Don’t restrict access to our communication systems. This is functionally equivalent to taping our mouths shut. This is (hopefully) less of an issue in college and graduate school, since we’re all adults but, yes, teachers do this to elementary students who are talking out of turn with their devices. If it becomes a classroom management issue, handle it the same way you would if we were using our mouths.

Do provide discussion questions ahead of time. This ties in with allowing extra time to respond: if we know the question, we can formulate a response ahead of time. This moves some of the extra response time outside the flow of discussion and lets us make longer responses. (This is how Stephen Hawking does interviews that appear to be in real time.)

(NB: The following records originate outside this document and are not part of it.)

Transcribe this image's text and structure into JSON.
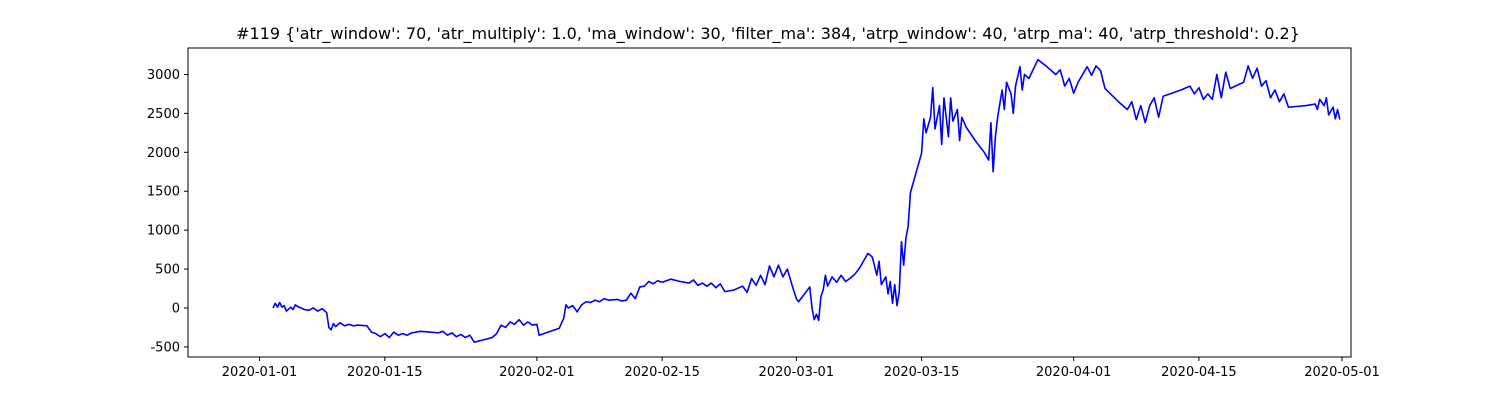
{
  "chart_data": {
    "type": "line",
    "title": "#119 {'atr_window': 70, 'atr_multiply': 1.0, 'ma_window': 30, 'filter_ma': 384, 'atrp_window': 40, 'atrp_ma': 40, 'atrp_threshold': 0.2}",
    "xlabel": "",
    "ylabel": "",
    "xlim": [
      "2019-12-24",
      "2020-05-02"
    ],
    "ylim": [
      -630,
      3340
    ],
    "x_ticks": [
      "2020-01-01",
      "2020-01-15",
      "2020-02-01",
      "2020-02-15",
      "2020-03-01",
      "2020-03-15",
      "2020-04-01",
      "2020-04-15",
      "2020-05-01"
    ],
    "y_ticks": [
      -500,
      0,
      500,
      1000,
      1500,
      2000,
      2500,
      3000
    ],
    "grid": false,
    "legend": "none",
    "series": [
      {
        "color": "#0000ff",
        "points": [
          [
            "2020-01-02 12:00",
            0
          ],
          [
            "2020-01-02 18:00",
            60
          ],
          [
            "2020-01-03 00:00",
            10
          ],
          [
            "2020-01-03 06:00",
            70
          ],
          [
            "2020-01-03 12:00",
            10
          ],
          [
            "2020-01-03 18:00",
            30
          ],
          [
            "2020-01-04 00:00",
            -40
          ],
          [
            "2020-01-04 12:00",
            10
          ],
          [
            "2020-01-04 18:00",
            -20
          ],
          [
            "2020-01-05 00:00",
            40
          ],
          [
            "2020-01-05 06:00",
            20
          ],
          [
            "2020-01-06 00:00",
            -20
          ],
          [
            "2020-01-06 12:00",
            -30
          ],
          [
            "2020-01-07 00:00",
            0
          ],
          [
            "2020-01-07 12:00",
            -40
          ],
          [
            "2020-01-08 00:00",
            -10
          ],
          [
            "2020-01-08 12:00",
            -60
          ],
          [
            "2020-01-08 18:00",
            -250
          ],
          [
            "2020-01-09 00:00",
            -280
          ],
          [
            "2020-01-09 06:00",
            -200
          ],
          [
            "2020-01-09 12:00",
            -240
          ],
          [
            "2020-01-10 00:00",
            -190
          ],
          [
            "2020-01-10 12:00",
            -230
          ],
          [
            "2020-01-11 00:00",
            -210
          ],
          [
            "2020-01-11 12:00",
            -230
          ],
          [
            "2020-01-12 00:00",
            -220
          ],
          [
            "2020-01-13 00:00",
            -230
          ],
          [
            "2020-01-13 12:00",
            -310
          ],
          [
            "2020-01-14 00:00",
            -330
          ],
          [
            "2020-01-14 12:00",
            -370
          ],
          [
            "2020-01-15 00:00",
            -330
          ],
          [
            "2020-01-15 12:00",
            -380
          ],
          [
            "2020-01-16 00:00",
            -310
          ],
          [
            "2020-01-16 12:00",
            -350
          ],
          [
            "2020-01-17 00:00",
            -330
          ],
          [
            "2020-01-17 12:00",
            -350
          ],
          [
            "2020-01-18 00:00",
            -320
          ],
          [
            "2020-01-19 00:00",
            -300
          ],
          [
            "2020-01-20 00:00",
            -310
          ],
          [
            "2020-01-21 00:00",
            -320
          ],
          [
            "2020-01-21 12:00",
            -300
          ],
          [
            "2020-01-22 00:00",
            -350
          ],
          [
            "2020-01-22 12:00",
            -320
          ],
          [
            "2020-01-23 00:00",
            -370
          ],
          [
            "2020-01-23 12:00",
            -340
          ],
          [
            "2020-01-24 00:00",
            -380
          ],
          [
            "2020-01-24 12:00",
            -350
          ],
          [
            "2020-01-25 00:00",
            -440
          ],
          [
            "2020-01-26 00:00",
            -410
          ],
          [
            "2020-01-27 00:00",
            -380
          ],
          [
            "2020-01-27 12:00",
            -330
          ],
          [
            "2020-01-28 00:00",
            -220
          ],
          [
            "2020-01-28 12:00",
            -250
          ],
          [
            "2020-01-29 00:00",
            -180
          ],
          [
            "2020-01-29 12:00",
            -210
          ],
          [
            "2020-01-30 00:00",
            -150
          ],
          [
            "2020-01-30 12:00",
            -220
          ],
          [
            "2020-01-31 00:00",
            -180
          ],
          [
            "2020-01-31 12:00",
            -220
          ],
          [
            "2020-02-01 00:00",
            -210
          ],
          [
            "2020-02-01 06:00",
            -350
          ],
          [
            "2020-02-03 12:00",
            -260
          ],
          [
            "2020-02-04 00:00",
            -130
          ],
          [
            "2020-02-04 06:00",
            40
          ],
          [
            "2020-02-04 12:00",
            0
          ],
          [
            "2020-02-05 00:00",
            30
          ],
          [
            "2020-02-05 12:00",
            -50
          ],
          [
            "2020-02-06 00:00",
            40
          ],
          [
            "2020-02-06 12:00",
            80
          ],
          [
            "2020-02-07 00:00",
            70
          ],
          [
            "2020-02-07 12:00",
            100
          ],
          [
            "2020-02-08 00:00",
            80
          ],
          [
            "2020-02-08 12:00",
            120
          ],
          [
            "2020-02-09 00:00",
            100
          ],
          [
            "2020-02-10 00:00",
            110
          ],
          [
            "2020-02-10 12:00",
            90
          ],
          [
            "2020-02-11 00:00",
            100
          ],
          [
            "2020-02-11 12:00",
            190
          ],
          [
            "2020-02-12 00:00",
            120
          ],
          [
            "2020-02-12 12:00",
            270
          ],
          [
            "2020-02-13 00:00",
            280
          ],
          [
            "2020-02-13 12:00",
            340
          ],
          [
            "2020-02-14 00:00",
            310
          ],
          [
            "2020-02-14 12:00",
            350
          ],
          [
            "2020-02-15 00:00",
            330
          ],
          [
            "2020-02-16 00:00",
            370
          ],
          [
            "2020-02-17 00:00",
            340
          ],
          [
            "2020-02-18 00:00",
            320
          ],
          [
            "2020-02-18 12:00",
            360
          ],
          [
            "2020-02-19 00:00",
            290
          ],
          [
            "2020-02-19 12:00",
            320
          ],
          [
            "2020-02-20 00:00",
            280
          ],
          [
            "2020-02-20 12:00",
            320
          ],
          [
            "2020-02-21 00:00",
            260
          ],
          [
            "2020-02-21 12:00",
            310
          ],
          [
            "2020-02-22 00:00",
            210
          ],
          [
            "2020-02-23 00:00",
            230
          ],
          [
            "2020-02-24 00:00",
            280
          ],
          [
            "2020-02-24 12:00",
            200
          ],
          [
            "2020-02-25 00:00",
            380
          ],
          [
            "2020-02-25 12:00",
            290
          ],
          [
            "2020-02-26 00:00",
            420
          ],
          [
            "2020-02-26 12:00",
            300
          ],
          [
            "2020-02-27 00:00",
            540
          ],
          [
            "2020-02-27 12:00",
            400
          ],
          [
            "2020-02-28 00:00",
            550
          ],
          [
            "2020-02-28 12:00",
            400
          ],
          [
            "2020-02-29 00:00",
            500
          ],
          [
            "2020-02-29 12:00",
            300
          ],
          [
            "2020-03-01 00:00",
            120
          ],
          [
            "2020-03-01 06:00",
            80
          ],
          [
            "2020-03-02 12:00",
            270
          ],
          [
            "2020-03-02 18:00",
            0
          ],
          [
            "2020-03-03 00:00",
            -150
          ],
          [
            "2020-03-03 06:00",
            -80
          ],
          [
            "2020-03-03 12:00",
            -160
          ],
          [
            "2020-03-03 18:00",
            150
          ],
          [
            "2020-03-04 00:00",
            230
          ],
          [
            "2020-03-04 06:00",
            420
          ],
          [
            "2020-03-04 12:00",
            280
          ],
          [
            "2020-03-05 00:00",
            400
          ],
          [
            "2020-03-05 12:00",
            330
          ],
          [
            "2020-03-06 00:00",
            420
          ],
          [
            "2020-03-06 12:00",
            340
          ],
          [
            "2020-03-07 00:00",
            380
          ],
          [
            "2020-03-07 12:00",
            430
          ],
          [
            "2020-03-08 00:00",
            500
          ],
          [
            "2020-03-08 12:00",
            600
          ],
          [
            "2020-03-09 00:00",
            700
          ],
          [
            "2020-03-09 06:00",
            680
          ],
          [
            "2020-03-09 12:00",
            650
          ],
          [
            "2020-03-10 00:00",
            420
          ],
          [
            "2020-03-10 06:00",
            600
          ],
          [
            "2020-03-10 12:00",
            300
          ],
          [
            "2020-03-11 00:00",
            400
          ],
          [
            "2020-03-11 06:00",
            180
          ],
          [
            "2020-03-11 12:00",
            340
          ],
          [
            "2020-03-11 18:00",
            60
          ],
          [
            "2020-03-12 00:00",
            300
          ],
          [
            "2020-03-12 06:00",
            30
          ],
          [
            "2020-03-12 12:00",
            200
          ],
          [
            "2020-03-12 18:00",
            850
          ],
          [
            "2020-03-13 00:00",
            550
          ],
          [
            "2020-03-13 06:00",
            900
          ],
          [
            "2020-03-13 12:00",
            1050
          ],
          [
            "2020-03-13 18:00",
            1480
          ],
          [
            "2020-03-15 00:00",
            1990
          ],
          [
            "2020-03-15 06:00",
            2430
          ],
          [
            "2020-03-15 12:00",
            2250
          ],
          [
            "2020-03-16 00:00",
            2450
          ],
          [
            "2020-03-16 06:00",
            2830
          ],
          [
            "2020-03-16 12:00",
            2300
          ],
          [
            "2020-03-17 00:00",
            2600
          ],
          [
            "2020-03-17 06:00",
            2100
          ],
          [
            "2020-03-17 12:00",
            2700
          ],
          [
            "2020-03-18 00:00",
            2200
          ],
          [
            "2020-03-18 06:00",
            2700
          ],
          [
            "2020-03-18 12:00",
            2400
          ],
          [
            "2020-03-19 00:00",
            2550
          ],
          [
            "2020-03-19 06:00",
            2150
          ],
          [
            "2020-03-19 12:00",
            2450
          ],
          [
            "2020-03-20 00:00",
            2320
          ],
          [
            "2020-03-21 00:00",
            2150
          ],
          [
            "2020-03-22 00:00",
            2000
          ],
          [
            "2020-03-22 12:00",
            1900
          ],
          [
            "2020-03-22 18:00",
            2380
          ],
          [
            "2020-03-23 00:00",
            1750
          ],
          [
            "2020-03-23 06:00",
            2200
          ],
          [
            "2020-03-23 12:00",
            2450
          ],
          [
            "2020-03-24 00:00",
            2800
          ],
          [
            "2020-03-24 06:00",
            2550
          ],
          [
            "2020-03-24 12:00",
            2900
          ],
          [
            "2020-03-25 00:00",
            2750
          ],
          [
            "2020-03-25 06:00",
            2500
          ],
          [
            "2020-03-25 12:00",
            2850
          ],
          [
            "2020-03-26 00:00",
            3100
          ],
          [
            "2020-03-26 06:00",
            2800
          ],
          [
            "2020-03-26 12:00",
            3000
          ],
          [
            "2020-03-27 00:00",
            2950
          ],
          [
            "2020-03-28 00:00",
            3190
          ],
          [
            "2020-03-29 00:00",
            3100
          ],
          [
            "2020-03-30 00:00",
            3000
          ],
          [
            "2020-03-30 12:00",
            3060
          ],
          [
            "2020-03-31 00:00",
            2850
          ],
          [
            "2020-03-31 12:00",
            2950
          ],
          [
            "2020-04-01 00:00",
            2760
          ],
          [
            "2020-04-01 12:00",
            2900
          ],
          [
            "2020-04-02 00:00",
            3000
          ],
          [
            "2020-04-02 12:00",
            3100
          ],
          [
            "2020-04-03 00:00",
            2990
          ],
          [
            "2020-04-03 12:00",
            3110
          ],
          [
            "2020-04-04 00:00",
            3050
          ],
          [
            "2020-04-04 12:00",
            2820
          ],
          [
            "2020-04-06 00:00",
            2650
          ],
          [
            "2020-04-07 00:00",
            2550
          ],
          [
            "2020-04-07 12:00",
            2650
          ],
          [
            "2020-04-08 00:00",
            2420
          ],
          [
            "2020-04-08 12:00",
            2600
          ],
          [
            "2020-04-09 00:00",
            2380
          ],
          [
            "2020-04-09 12:00",
            2600
          ],
          [
            "2020-04-10 00:00",
            2700
          ],
          [
            "2020-04-10 12:00",
            2450
          ],
          [
            "2020-04-11 00:00",
            2720
          ],
          [
            "2020-04-13 00:00",
            2800
          ],
          [
            "2020-04-14 00:00",
            2850
          ],
          [
            "2020-04-14 12:00",
            2750
          ],
          [
            "2020-04-15 00:00",
            2830
          ],
          [
            "2020-04-15 12:00",
            2680
          ],
          [
            "2020-04-16 00:00",
            2750
          ],
          [
            "2020-04-16 12:00",
            2680
          ],
          [
            "2020-04-17 00:00",
            3000
          ],
          [
            "2020-04-17 12:00",
            2700
          ],
          [
            "2020-04-18 00:00",
            3030
          ],
          [
            "2020-04-18 12:00",
            2820
          ],
          [
            "2020-04-20 00:00",
            2900
          ],
          [
            "2020-04-20 12:00",
            3110
          ],
          [
            "2020-04-21 00:00",
            2950
          ],
          [
            "2020-04-21 12:00",
            3080
          ],
          [
            "2020-04-22 00:00",
            2850
          ],
          [
            "2020-04-22 12:00",
            2920
          ],
          [
            "2020-04-23 00:00",
            2700
          ],
          [
            "2020-04-23 12:00",
            2800
          ],
          [
            "2020-04-24 00:00",
            2650
          ],
          [
            "2020-04-24 12:00",
            2750
          ],
          [
            "2020-04-25 00:00",
            2580
          ],
          [
            "2020-04-26 00:00",
            2590
          ],
          [
            "2020-04-27 00:00",
            2600
          ],
          [
            "2020-04-28 00:00",
            2620
          ],
          [
            "2020-04-28 06:00",
            2550
          ],
          [
            "2020-04-28 12:00",
            2680
          ],
          [
            "2020-04-29 00:00",
            2600
          ],
          [
            "2020-04-29 06:00",
            2700
          ],
          [
            "2020-04-29 12:00",
            2480
          ],
          [
            "2020-04-30 00:00",
            2580
          ],
          [
            "2020-04-30 06:00",
            2430
          ],
          [
            "2020-04-30 12:00",
            2550
          ],
          [
            "2020-04-30 18:00",
            2420
          ]
        ]
      }
    ]
  }
}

Don’t project how you think you’d feel about not being able to talk onto us. I had a student do this to me while I was assisting in an electrical engineering lab. It was awkward, because I was trying to help her fix a circuit and she kept telling me how sad it was that I couldn’t talk. Don’t do this.

Do ask how to be a better communication partner. These are reasonable places to start, but by no means an end. As the people involved and the AAC systems used vary, so will the best things to do. Ask! (It’s best to do this outside working time. Go get coffee or something.) Then listen to what they tell you, even if it’s different from what I said here.

For more information about AAC, you can visit the International Society for Augmentative and Alternative Communication. For additional writing by AAC users, you can read Typed Words, Loud Voices or Speaking up and spelling it out: Personal essays on augmentative and alternative communication. I also have an AAC tag on my blog.

[Image is a selfie Alyssa took with their most-used AAC system for a prior AAC awareness month.]